From 6f65e08277a9e65c193367e18c5e7bf68f68e3d2 Mon Sep 17 00:00:00 2001
From: Monty <monty@mariadb.org>
Date: Fri, 22 Dec 2023 13:53:57 +0200
Subject: [PATCH] MDEV-33118 optimizer_adjust_secondary_key_costs variable

optimizer-adjust_secondary_key_costs is added to provide 2 small
adjustments to the 10.x optimizer cost model. This can be used in the
case where the optimizer wrongly uses a secondary key instead of a
clustered primary key.

The reason behind this change is that MariaDB 10.x does not take into
account that for engines like InnoDB, that scanning a primary key can be
up to 7x faster than scanning a secondary key + read the row data trough
the primary key.

The different values for optimizer_adjust_secondary_key_costs are:

optimizer_adjust_secondary_key_costs=0
- No changes to current model

optimizer_adjust_secondary_key_costs=1
- Ensure that the cost of of secondary indexes has a cost of at
  least 5x times the cost of a clustered primary key (if one exists).
  This disables part of the worst_seek optimization described below.

optimizer_adjust_secondary_key_costs=2
- Disable "worst_seek optimization" and adjust filter cost slightly
  (add cost of 1 if filter is used).

The idea behind 'worst_seek optimization' is that we limit the
cost for all non clustered ref access to the least of:
- best-rows-by-range (or all rows in no range found) / 10
- scan-time-table (roughly number of file blocks to scan table) * 3

In addition we also do not try to use rowid_filter if number of rows
estimated for 'ref' access is less than the worst_seek limitation.

The idea is that worst_seek is trying to take into account that if
we do a lot of accesses through a key, this is likely to be cached.
However it only does this for secondary keys, and not for clustered
keys or index only reads.

The effect of the worst_seek are:
- In some cases 'ref' will have a much lower cost than range or using
  a clustered key.
- Some possible rowid filters for secondary keys will be ignored.

When implementing optimizer_adjust_secondary_key_costs=2, I noticed
that there is a slightly different costs for how ref+filter and
range+filter are calculated.  This caused a lot of range and
range+filter to change to ref+filter, which is not good as
range+filter provides the optimizer a better estimate of how many
accepted rows there will be in the result set.
Adding a extra small cost (1 seek) when using filter mitigated the
above problems in almost all cases.

This patch should not be applied to MariaDB 11.0 as worst_seeks is
removed in 11.0 and the cost calculation for clustered keys, secondary
keys, index scan and filter is more exact.

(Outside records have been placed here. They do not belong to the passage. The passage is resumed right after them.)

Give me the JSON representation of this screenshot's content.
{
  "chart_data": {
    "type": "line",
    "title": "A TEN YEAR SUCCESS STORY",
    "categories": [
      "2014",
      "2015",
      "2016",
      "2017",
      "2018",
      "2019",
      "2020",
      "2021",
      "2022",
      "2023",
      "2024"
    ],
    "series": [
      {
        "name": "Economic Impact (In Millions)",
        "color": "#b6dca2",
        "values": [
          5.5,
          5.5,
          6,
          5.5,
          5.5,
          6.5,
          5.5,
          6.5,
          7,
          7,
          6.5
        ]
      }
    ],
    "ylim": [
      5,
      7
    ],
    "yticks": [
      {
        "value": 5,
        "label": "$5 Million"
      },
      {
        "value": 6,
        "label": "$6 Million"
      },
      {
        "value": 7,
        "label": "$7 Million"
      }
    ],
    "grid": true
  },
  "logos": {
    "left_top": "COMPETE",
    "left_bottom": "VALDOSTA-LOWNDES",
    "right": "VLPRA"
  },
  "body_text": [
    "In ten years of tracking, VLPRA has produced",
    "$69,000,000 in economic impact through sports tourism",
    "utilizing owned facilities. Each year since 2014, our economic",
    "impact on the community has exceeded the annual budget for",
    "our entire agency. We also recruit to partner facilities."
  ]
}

Test case changes for --optimizer-adjust_secondary_key_costs=1
(Fix secondary key costs to be 5x of primary key):

- stat_tables_innodb:
  - Complex change (probably ok as number of rows are really small)
    - ref over 1 row changed to range over 10 rows with join buffer
    - ref over 5 rows changed to eq_ref
    - secondary ref over 1 row changed to ref of primary key over 4 rows
    - Change of key to use longer key with index pushdown (a little
      bit worse but not significant).
  - Change to use secondary (1 row) -> primary (4 rows)
- rowid_filter_innodb:
  - index_merge (2 rows) & ref (1) -> all (23 rows) -> primary eq_ref.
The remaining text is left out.